4. Get the legal paperwork in order
If your parents don’t have a durable power of attorney, a health-care directive and updated wills, make these a priority. Sure, they are difficult subjects to talk about. However, they are very necessary. A durable power of attorney gives the named person the legal authority to handle bills and finances if a parent becomes disabled. The key is parents need to sign it before they become disabled for it to be legal.
Another necessary form is the health care power of attorney. This gives you the ability to decide on treatment options in case your parent(s) cannot make that choice. The final piece to consider is having a a living will or updated will. This applies to both your parents and yourself.

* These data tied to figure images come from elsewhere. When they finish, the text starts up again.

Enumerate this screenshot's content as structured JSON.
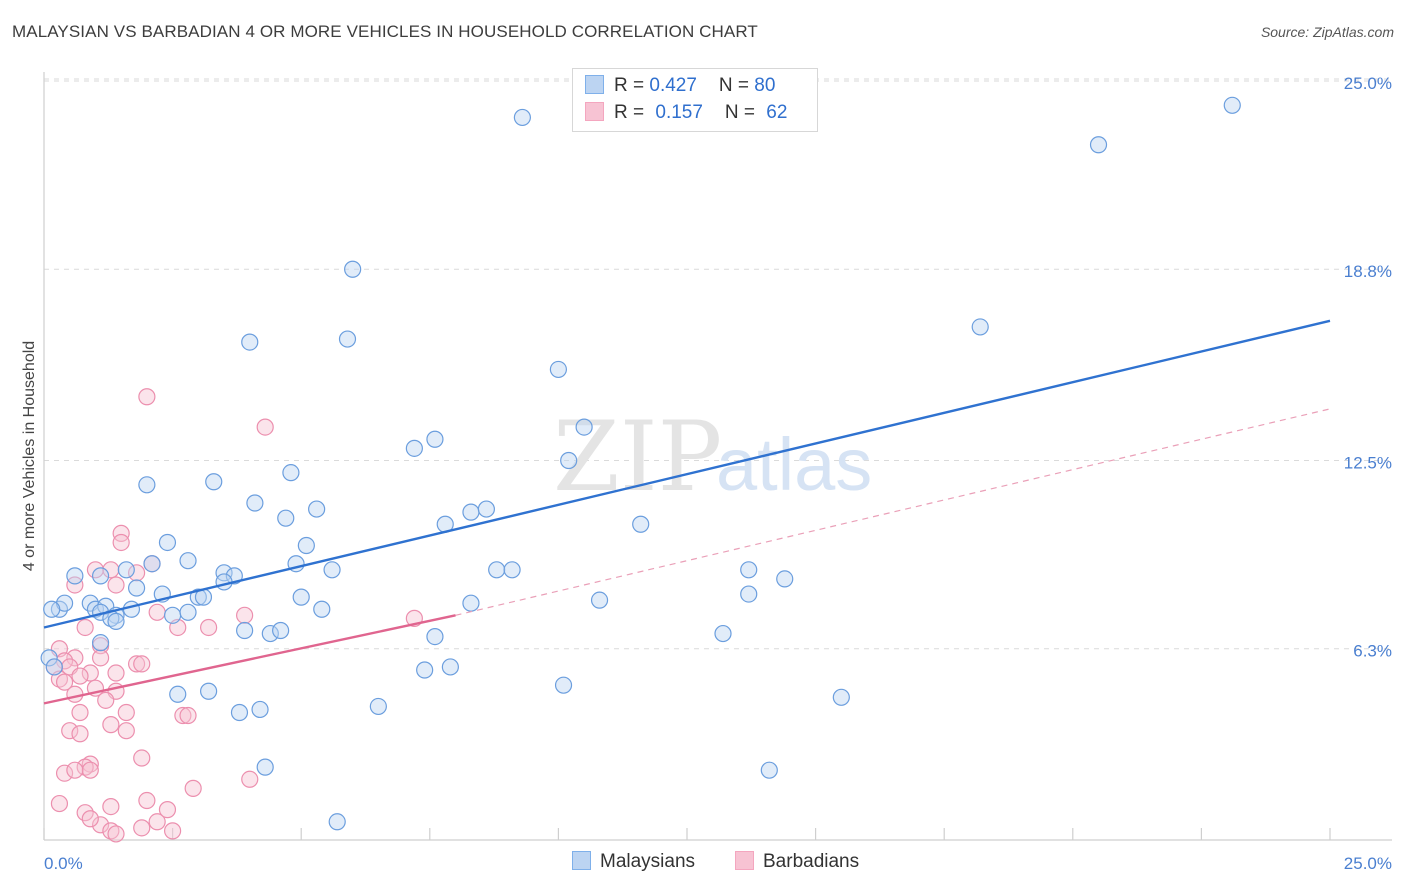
{
  "title": "MALAYSIAN VS BARBADIAN 4 OR MORE VEHICLES IN HOUSEHOLD CORRELATION CHART",
  "source": "Source: ZipAtlas.com",
  "watermark": {
    "zip": "ZIP",
    "atlas": "atlas"
  },
  "legend": {
    "rows": [
      {
        "r_label": "R = ",
        "r_value": "0.427",
        "n_label": "N = ",
        "n_value": "80",
        "color": "#7fb0ea"
      },
      {
        "r_label": "R = ",
        "r_value": "0.157",
        "n_label": "N = ",
        "n_value": "62",
        "color": "#f4a6bf"
      }
    ]
  },
  "bottom_legend": {
    "series1": "Malaysians",
    "series2": "Barbadians"
  },
  "colors": {
    "blue": "#2f72d0",
    "blue_fill": "#bcd4f2",
    "pink": "#e0658f",
    "pink_fill": "#f7c3d3",
    "tick": "#4a7fd0"
  },
  "chart_data": {
    "type": "scatter",
    "title": "MALAYSIAN VS BARBADIAN 4 OR MORE VEHICLES IN HOUSEHOLD CORRELATION CHART",
    "xlabel": "",
    "ylabel": "4 or more Vehicles in Household",
    "xlim": [
      0,
      25
    ],
    "ylim": [
      0,
      25
    ],
    "x_tick_labels": [
      "0.0%",
      "25.0%"
    ],
    "y_tick_labels": [
      "6.3%",
      "12.5%",
      "18.8%",
      "25.0%"
    ],
    "y_ticks": [
      6.3,
      12.5,
      18.8,
      25.0
    ],
    "series": [
      {
        "name": "Malaysians",
        "r": 0.427,
        "n": 80,
        "trend": {
          "x": [
            0,
            25
          ],
          "y": [
            7.0,
            17.1
          ],
          "style": "solid"
        },
        "points": [
          [
            9.3,
            23.8
          ],
          [
            23.1,
            24.2
          ],
          [
            20.5,
            22.9
          ],
          [
            6.0,
            18.8
          ],
          [
            18.2,
            16.9
          ],
          [
            4.0,
            16.4
          ],
          [
            5.9,
            16.5
          ],
          [
            10.0,
            15.5
          ],
          [
            10.5,
            13.6
          ],
          [
            7.2,
            12.9
          ],
          [
            7.6,
            13.2
          ],
          [
            10.2,
            12.5
          ],
          [
            4.8,
            12.1
          ],
          [
            3.3,
            11.8
          ],
          [
            2.0,
            11.7
          ],
          [
            4.1,
            11.1
          ],
          [
            4.7,
            10.6
          ],
          [
            5.3,
            10.9
          ],
          [
            8.3,
            10.8
          ],
          [
            8.6,
            10.9
          ],
          [
            7.8,
            10.4
          ],
          [
            11.6,
            10.4
          ],
          [
            2.4,
            9.8
          ],
          [
            5.1,
            9.7
          ],
          [
            1.6,
            8.9
          ],
          [
            2.1,
            9.1
          ],
          [
            2.8,
            9.2
          ],
          [
            4.9,
            9.1
          ],
          [
            5.6,
            8.9
          ],
          [
            3.5,
            8.8
          ],
          [
            8.8,
            8.9
          ],
          [
            9.1,
            8.9
          ],
          [
            13.7,
            8.9
          ],
          [
            1.1,
            8.7
          ],
          [
            3.7,
            8.7
          ],
          [
            14.4,
            8.6
          ],
          [
            3.5,
            8.5
          ],
          [
            0.6,
            8.7
          ],
          [
            1.8,
            8.3
          ],
          [
            2.3,
            8.1
          ],
          [
            3.0,
            8.0
          ],
          [
            3.1,
            8.0
          ],
          [
            5.0,
            8.0
          ],
          [
            8.3,
            7.8
          ],
          [
            10.8,
            7.9
          ],
          [
            13.7,
            8.1
          ],
          [
            0.9,
            7.8
          ],
          [
            1.0,
            7.6
          ],
          [
            1.2,
            7.7
          ],
          [
            1.7,
            7.6
          ],
          [
            1.4,
            7.4
          ],
          [
            2.5,
            7.4
          ],
          [
            2.8,
            7.5
          ],
          [
            5.4,
            7.6
          ],
          [
            0.3,
            7.6
          ],
          [
            0.4,
            7.8
          ],
          [
            1.1,
            7.5
          ],
          [
            1.3,
            7.3
          ],
          [
            1.4,
            7.2
          ],
          [
            3.9,
            6.9
          ],
          [
            4.4,
            6.8
          ],
          [
            4.6,
            6.9
          ],
          [
            7.6,
            6.7
          ],
          [
            13.2,
            6.8
          ],
          [
            1.1,
            6.5
          ],
          [
            7.4,
            5.6
          ],
          [
            7.9,
            5.7
          ],
          [
            10.1,
            5.1
          ],
          [
            15.5,
            4.7
          ],
          [
            2.6,
            4.8
          ],
          [
            3.2,
            4.9
          ],
          [
            3.8,
            4.2
          ],
          [
            4.2,
            4.3
          ],
          [
            6.5,
            4.4
          ],
          [
            4.3,
            2.4
          ],
          [
            14.1,
            2.3
          ],
          [
            5.7,
            0.6
          ],
          [
            0.1,
            6.0
          ],
          [
            0.2,
            5.7
          ],
          [
            0.15,
            7.6
          ]
        ]
      },
      {
        "name": "Barbadians",
        "r": 0.157,
        "n": 62,
        "trend": {
          "x": [
            0,
            8.0
          ],
          "y": [
            4.5,
            7.4
          ],
          "dashed_extension": {
            "x": [
              8.0,
              25
            ],
            "y": [
              7.4,
              14.2
            ]
          },
          "style": "solid"
        },
        "points": [
          [
            2.0,
            14.6
          ],
          [
            4.3,
            13.6
          ],
          [
            1.5,
            10.1
          ],
          [
            1.5,
            9.8
          ],
          [
            2.1,
            9.1
          ],
          [
            1.0,
            8.9
          ],
          [
            1.3,
            8.9
          ],
          [
            1.8,
            8.8
          ],
          [
            1.4,
            8.4
          ],
          [
            0.6,
            8.4
          ],
          [
            2.2,
            7.5
          ],
          [
            3.9,
            7.4
          ],
          [
            7.2,
            7.3
          ],
          [
            0.8,
            7.0
          ],
          [
            2.6,
            7.0
          ],
          [
            3.2,
            7.0
          ],
          [
            1.1,
            6.4
          ],
          [
            0.3,
            6.3
          ],
          [
            1.1,
            6.0
          ],
          [
            0.6,
            6.0
          ],
          [
            0.4,
            5.9
          ],
          [
            0.5,
            5.7
          ],
          [
            0.2,
            5.7
          ],
          [
            1.4,
            5.5
          ],
          [
            1.8,
            5.8
          ],
          [
            1.9,
            5.8
          ],
          [
            0.9,
            5.5
          ],
          [
            0.7,
            5.4
          ],
          [
            0.3,
            5.3
          ],
          [
            0.4,
            5.2
          ],
          [
            1.0,
            5.0
          ],
          [
            1.4,
            4.9
          ],
          [
            0.6,
            4.8
          ],
          [
            1.2,
            4.6
          ],
          [
            2.7,
            4.1
          ],
          [
            2.8,
            4.1
          ],
          [
            1.6,
            4.2
          ],
          [
            0.7,
            4.2
          ],
          [
            1.3,
            3.8
          ],
          [
            1.6,
            3.6
          ],
          [
            0.5,
            3.6
          ],
          [
            0.7,
            3.5
          ],
          [
            1.9,
            2.7
          ],
          [
            0.9,
            2.5
          ],
          [
            0.8,
            2.4
          ],
          [
            0.9,
            2.3
          ],
          [
            0.4,
            2.2
          ],
          [
            2.9,
            1.7
          ],
          [
            0.6,
            2.3
          ],
          [
            4.0,
            2.0
          ],
          [
            0.3,
            1.2
          ],
          [
            1.3,
            1.1
          ],
          [
            2.0,
            1.3
          ],
          [
            0.8,
            0.9
          ],
          [
            1.1,
            0.5
          ],
          [
            1.3,
            0.3
          ],
          [
            1.9,
            0.4
          ],
          [
            2.2,
            0.6
          ],
          [
            1.4,
            0.2
          ],
          [
            2.5,
            0.3
          ],
          [
            0.9,
            0.7
          ],
          [
            2.4,
            1.0
          ]
        ]
      }
    ]
  }
}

5. Inventory assets and consolidate accounts
Over the years, people set up multiple savings, checking, investment, credit card and retirement accounts at just as many financial institutions. A good rule of thumb with older parents is to consolidate accounts and assets so you know where to find them, should you need them. If transferring financial accounts to one institution is difficult or would penalize you, then be sure to have a singular place to store account statements so that it’s easier to manage if your parent becomes unable to take care of the finances.
6. Look for outside help
Whether it’s finding a math tutor for your kids or a consultant to recommend how to retrofit your parent’s home as they age, those who experience Sandwich Generation stress need to recognize that they can’t do it all. The National Family Caregiving Support Program is a good place to start. Since rules and regulations change all the time, having someone who can also advise about Medicare and Medicaid can be beneficial.
7. Keep saving
It’s often difficult to know how to juggle a mortgage, car payments, children’s needs, retirement and shouldering costs for aging parents. First, create a budget and stick to it. You don’t need to max out the credit cards and take on unnecessary debt. Then, consult with a qualified financial advisor to create a short-term and long-term game plan.
Navigating the waters of caring for kids and parents isn’t easy. However, there are ways to work around the challenges. With a bit of advanced planning, it can be done.